Infatti quando comincia la cattiva stagione e che i cocchi non hanno frutta, si ritirano sugli isolotti, si scavano un buco piuttosto profondo, chiudono l’apertura con delle foglie e con delle erbe e s’addormentano rimanendo colà tre o quattro mesi.

Durante quel periodo cambiano la pelle ed i gusci e, cosa davvero strana, invece di dimagrire, ingrassano, forse perchè nei loro brevi risvegli divorano le radici delle erbe e delle piante che sono prossime al loro nascondiglio.

Dopo quella lunga prigionia tornano al mare, riprendendo le abitudini primitive.

È allora che gl’isolani li cercano avidamente, essendo quei crostacei grossi e saporiti.

Sao-King non contento di averne trovato uno, aprì un secondo, poi un terzo buco, trovandone altri due più grossi e che si affrettò a rovesciare sul dorso per non farsi prendere le mani da quelle tenaglie dure come l’acciaio.

— Non commettiamo imprudenze, — disse il chinese. — Se afferrano stritolano le dita come fossero di vetro.

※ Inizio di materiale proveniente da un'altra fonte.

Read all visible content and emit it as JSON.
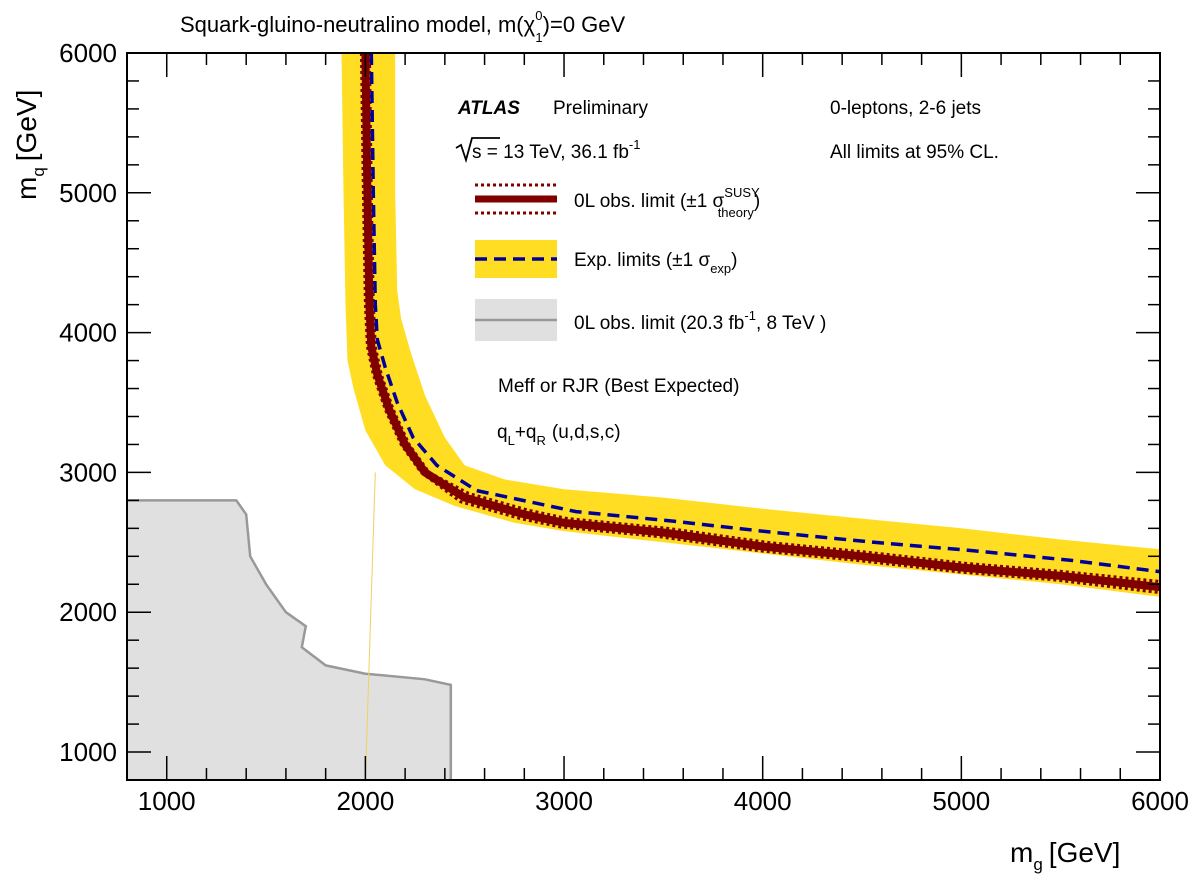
{
  "chart_data": {
    "type": "line",
    "title": "Squark-gluino-neutralino model, m(",
    "title_symbol": "χ",
    "title_sup": "0",
    "title_sub": "1",
    "title_end": ")=0 GeV",
    "xlabel": "m",
    "xlabel_sub": "g",
    "xlabel_unit": "[GeV]",
    "ylabel": "m",
    "ylabel_sub": "q",
    "ylabel_unit": "[GeV]",
    "xlim": [
      800,
      6000
    ],
    "ylim": [
      800,
      6000
    ],
    "xticks": [
      1000,
      2000,
      3000,
      4000,
      5000,
      6000
    ],
    "yticks": [
      1000,
      2000,
      3000,
      4000,
      5000,
      6000
    ],
    "tick_labels_x": [
      "1000",
      "2000",
      "3000",
      "4000",
      "5000",
      "6000"
    ],
    "tick_labels_y": [
      "1000",
      "2000",
      "3000",
      "4000",
      "5000",
      "6000"
    ],
    "colors": {
      "observed": "#800000",
      "expected": "#000099",
      "band": "#ffdd22",
      "band_inner": "#ffee55",
      "run1_fill": "#e0e0e0",
      "run1_line": "#999999"
    },
    "annotations": {
      "atlas": "ATLAS",
      "preliminary": "Preliminary",
      "channel": "0-leptons, 2-6 jets",
      "energy": "s = 13 TeV, 36.1 fb",
      "energy_sup": "-1",
      "cl": "All limits at 95% CL.",
      "strategy": "Meff or RJR (Best Expected)",
      "sq_q1": "q",
      "sq_l": "L",
      "sq_plus": "+",
      "sq_q2": "q",
      "sq_r": "R",
      "sq_list": "(u,d,s,c)"
    },
    "legend": {
      "obs": "0L obs. limit (±1 σ",
      "obs_sup": "SUSY",
      "obs_sub": "theory",
      "obs_end": ")",
      "exp": "Exp. limits (±1 σ",
      "exp_sub": "exp",
      "exp_end": ")",
      "run1": "0L obs. limit (20.3 fb",
      "run1_sup": "-1",
      "run1_end": ", 8 TeV )"
    },
    "series": [
      {
        "points": [
          [
            2000,
            6000
          ],
          [
            2010,
            5000
          ],
          [
            2020,
            4200
          ],
          [
            2030,
            3900
          ],
          [
            2060,
            3700
          ],
          [
            2120,
            3450
          ],
          [
            2200,
            3200
          ],
          [
            2300,
            3000
          ],
          [
            2500,
            2820
          ],
          [
            2800,
            2700
          ],
          [
            3000,
            2640
          ],
          [
            3500,
            2570
          ],
          [
            4000,
            2470
          ],
          [
            4500,
            2400
          ],
          [
            5000,
            2320
          ],
          [
            5500,
            2260
          ],
          [
            6000,
            2180
          ]
        ]
      },
      {
        "points": [
          [
            1980,
            6000
          ],
          [
            1990,
            5000
          ],
          [
            2000,
            4200
          ],
          [
            2010,
            3900
          ],
          [
            2040,
            3700
          ],
          [
            2100,
            3450
          ],
          [
            2180,
            3200
          ],
          [
            2280,
            3000
          ],
          [
            2480,
            2790
          ],
          [
            2780,
            2670
          ],
          [
            2980,
            2610
          ],
          [
            3480,
            2540
          ],
          [
            3980,
            2440
          ],
          [
            4480,
            2370
          ],
          [
            4980,
            2290
          ],
          [
            5480,
            2230
          ],
          [
            6000,
            2140
          ]
        ]
      },
      {
        "points": [
          [
            2020,
            6000
          ],
          [
            2030,
            5000
          ],
          [
            2040,
            4200
          ],
          [
            2050,
            3900
          ],
          [
            2080,
            3700
          ],
          [
            2140,
            3450
          ],
          [
            2220,
            3200
          ],
          [
            2320,
            3000
          ],
          [
            2520,
            2850
          ],
          [
            2820,
            2730
          ],
          [
            3020,
            2670
          ],
          [
            3520,
            2600
          ],
          [
            4020,
            2500
          ],
          [
            4520,
            2430
          ],
          [
            5020,
            2350
          ],
          [
            5520,
            2290
          ],
          [
            6000,
            2220
          ]
        ]
      },
      {
        "points": [
          [
            2030,
            6000
          ],
          [
            2040,
            5000
          ],
          [
            2050,
            4200
          ],
          [
            2060,
            3950
          ],
          [
            2100,
            3750
          ],
          [
            2160,
            3500
          ],
          [
            2240,
            3250
          ],
          [
            2360,
            3050
          ],
          [
            2560,
            2870
          ],
          [
            2860,
            2780
          ],
          [
            3060,
            2720
          ],
          [
            3560,
            2650
          ],
          [
            4060,
            2570
          ],
          [
            4560,
            2500
          ],
          [
            5060,
            2440
          ],
          [
            5560,
            2370
          ],
          [
            6000,
            2290
          ]
        ]
      },
      {
        "points": [
          [
            1880,
            6000
          ],
          [
            1890,
            5000
          ],
          [
            1900,
            4200
          ],
          [
            1910,
            3800
          ],
          [
            1940,
            3600
          ],
          [
            2000,
            3300
          ],
          [
            2100,
            3050
          ],
          [
            2250,
            2880
          ],
          [
            2450,
            2760
          ],
          [
            2750,
            2640
          ],
          [
            3000,
            2580
          ],
          [
            3500,
            2500
          ],
          [
            4000,
            2420
          ],
          [
            4500,
            2340
          ],
          [
            5000,
            2270
          ],
          [
            5500,
            2200
          ],
          [
            6000,
            2110
          ]
        ]
      },
      {
        "points": [
          [
            2150,
            6000
          ],
          [
            2150,
            5000
          ],
          [
            2160,
            4300
          ],
          [
            2180,
            4100
          ],
          [
            2230,
            3850
          ],
          [
            2300,
            3550
          ],
          [
            2400,
            3250
          ],
          [
            2500,
            3050
          ],
          [
            2700,
            2950
          ],
          [
            3000,
            2880
          ],
          [
            3500,
            2820
          ],
          [
            4000,
            2740
          ],
          [
            4500,
            2670
          ],
          [
            5000,
            2600
          ],
          [
            5500,
            2520
          ],
          [
            6000,
            2450
          ]
        ]
      },
      {
        "points": [
          [
            800,
            2800
          ],
          [
            1350,
            2800
          ],
          [
            1400,
            2700
          ],
          [
            1420,
            2400
          ],
          [
            1500,
            2200
          ],
          [
            1600,
            2000
          ],
          [
            1700,
            1900
          ],
          [
            1680,
            1750
          ],
          [
            1800,
            1620
          ],
          [
            2000,
            1560
          ],
          [
            2300,
            1520
          ],
          [
            2430,
            1480
          ],
          [
            2430,
            800
          ]
        ]
      }
    ]
  }
}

È veramente incredibile la forza di queste tenaglie. Figuratevi che un giorno per poco non hanno calato a fondo un piccolo veliero.

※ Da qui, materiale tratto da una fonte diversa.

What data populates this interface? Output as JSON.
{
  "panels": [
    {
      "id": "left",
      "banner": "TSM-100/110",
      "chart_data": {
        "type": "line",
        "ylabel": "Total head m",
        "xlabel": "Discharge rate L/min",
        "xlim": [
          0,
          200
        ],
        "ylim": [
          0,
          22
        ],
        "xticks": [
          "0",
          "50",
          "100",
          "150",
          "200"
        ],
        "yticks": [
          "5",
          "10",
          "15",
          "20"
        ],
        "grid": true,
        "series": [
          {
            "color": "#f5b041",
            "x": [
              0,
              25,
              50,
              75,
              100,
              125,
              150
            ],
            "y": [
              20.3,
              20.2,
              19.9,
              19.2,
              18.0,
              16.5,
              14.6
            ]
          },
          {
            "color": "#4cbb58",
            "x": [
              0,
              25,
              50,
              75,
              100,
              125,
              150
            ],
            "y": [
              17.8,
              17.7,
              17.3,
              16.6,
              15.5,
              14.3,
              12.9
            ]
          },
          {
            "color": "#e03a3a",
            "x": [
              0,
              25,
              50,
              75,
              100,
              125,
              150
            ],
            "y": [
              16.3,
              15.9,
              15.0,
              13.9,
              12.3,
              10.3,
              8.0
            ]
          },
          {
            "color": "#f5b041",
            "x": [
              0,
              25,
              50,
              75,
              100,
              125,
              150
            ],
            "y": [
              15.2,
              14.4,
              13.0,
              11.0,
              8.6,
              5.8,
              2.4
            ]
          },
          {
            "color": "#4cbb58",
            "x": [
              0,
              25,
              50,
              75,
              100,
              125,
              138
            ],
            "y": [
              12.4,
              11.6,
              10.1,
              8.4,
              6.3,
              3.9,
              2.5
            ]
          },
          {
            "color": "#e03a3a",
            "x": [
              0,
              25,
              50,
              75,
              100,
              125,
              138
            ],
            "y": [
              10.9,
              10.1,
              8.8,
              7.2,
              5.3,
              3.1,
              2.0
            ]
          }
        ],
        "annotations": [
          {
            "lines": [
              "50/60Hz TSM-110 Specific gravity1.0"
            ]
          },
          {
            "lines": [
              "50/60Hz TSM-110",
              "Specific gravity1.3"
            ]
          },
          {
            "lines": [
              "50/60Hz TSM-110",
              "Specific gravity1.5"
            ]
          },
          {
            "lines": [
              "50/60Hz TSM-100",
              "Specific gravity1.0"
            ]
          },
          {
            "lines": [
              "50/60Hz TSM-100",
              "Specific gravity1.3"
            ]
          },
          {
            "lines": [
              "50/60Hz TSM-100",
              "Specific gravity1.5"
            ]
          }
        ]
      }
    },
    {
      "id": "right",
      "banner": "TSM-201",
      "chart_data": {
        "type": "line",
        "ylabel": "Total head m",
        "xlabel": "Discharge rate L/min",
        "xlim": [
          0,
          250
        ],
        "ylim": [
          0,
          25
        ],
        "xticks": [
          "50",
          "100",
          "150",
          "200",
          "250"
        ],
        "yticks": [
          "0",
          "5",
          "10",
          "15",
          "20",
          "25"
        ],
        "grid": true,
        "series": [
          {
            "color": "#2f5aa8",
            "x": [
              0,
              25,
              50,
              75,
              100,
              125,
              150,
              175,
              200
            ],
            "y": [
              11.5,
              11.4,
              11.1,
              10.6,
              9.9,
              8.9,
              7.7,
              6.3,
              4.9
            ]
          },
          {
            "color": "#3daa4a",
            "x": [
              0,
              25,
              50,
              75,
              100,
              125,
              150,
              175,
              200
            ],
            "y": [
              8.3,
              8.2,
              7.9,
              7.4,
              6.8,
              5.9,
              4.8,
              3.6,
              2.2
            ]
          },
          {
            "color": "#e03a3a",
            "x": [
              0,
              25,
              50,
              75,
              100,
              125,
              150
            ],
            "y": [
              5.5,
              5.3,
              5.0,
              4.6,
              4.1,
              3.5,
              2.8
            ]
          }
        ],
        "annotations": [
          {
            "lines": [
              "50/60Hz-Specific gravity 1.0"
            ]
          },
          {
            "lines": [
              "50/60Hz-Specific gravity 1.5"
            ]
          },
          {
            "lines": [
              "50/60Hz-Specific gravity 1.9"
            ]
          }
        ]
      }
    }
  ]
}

— I granchi! — esclamò il giovane, stupito.

— Sì, signor Ioao, — rispose Sao-King. — Il capitano aveva comperati dagli isolani parecchi birgos ancora vivi, contando di mangiarseli un po’ per volta. I bricconi però, colle loro branche ruppero il canestro che li conteneva e si dispersero per la stiva. Ventiquattro ore dopo si manifestava una via d’acqua. L’avevano aperta i crostacei colle loro branche, per dissetarsi.

— È incredibile, Sao-King.

— Eppure è vero, signor Ioao. Toh! Che peccato a non poter accendere il fuoco! Vi offrirei una colazione da re.

— Accontentiamoci per ora della carne cruda.

— Che è poi egualmente eccellente. —

Il chinese con un grosso sasso spaccò il guscio al granchio più grosso e offrì quella polpa bianca e delicata al giovane peruviano, il quale non si mostrò molto schizzinoso.

Terminata la colazione e messi al sicuro i due altri granchi, si cercarono un cavo e, trovatolo, si stesero su un letto d’alghe secche per prendere un po’ di riposo, non avendo dormito un solo minuto la notte precedente.

Non ostante le loro inquietudini, finirono coll’addormentarsi profondamente.

Quando Sao-King riaprì gli occhi, il sole era già tramontato e le stelle scintillavano in cielo.

— È stata una vera fortuna che a quel selvaggio non sia saltato il ticchio di venire da questa parte. Ci avrebbe accoppati colla clava, — mormorò.

Svegliò Ioao, dicendogli:

— È il momento d’agire.

— Che il selvaggio dorma?

— Lo suppongo, — rispose Sao-King.

— Sono pronto a seguirti.

— Se tutto va bene, prima dell’alba noi saremo a bordo dell’Alcione.

— Che disillusione pei nostri compagni! — disse Ioao. — Avevamo promesso di condurre degli aiuti, mentre invece...

— Saranno ugualmente lieti di vederci.

— Se li troveremo ancora.

— Non disperiamo, signor Ioao. —

Si spogliarono per essere più liberi, poi s’immersero lentamente e si misero a nuotare lungo la base del cono, tenendosi l’uno vicino all’altro.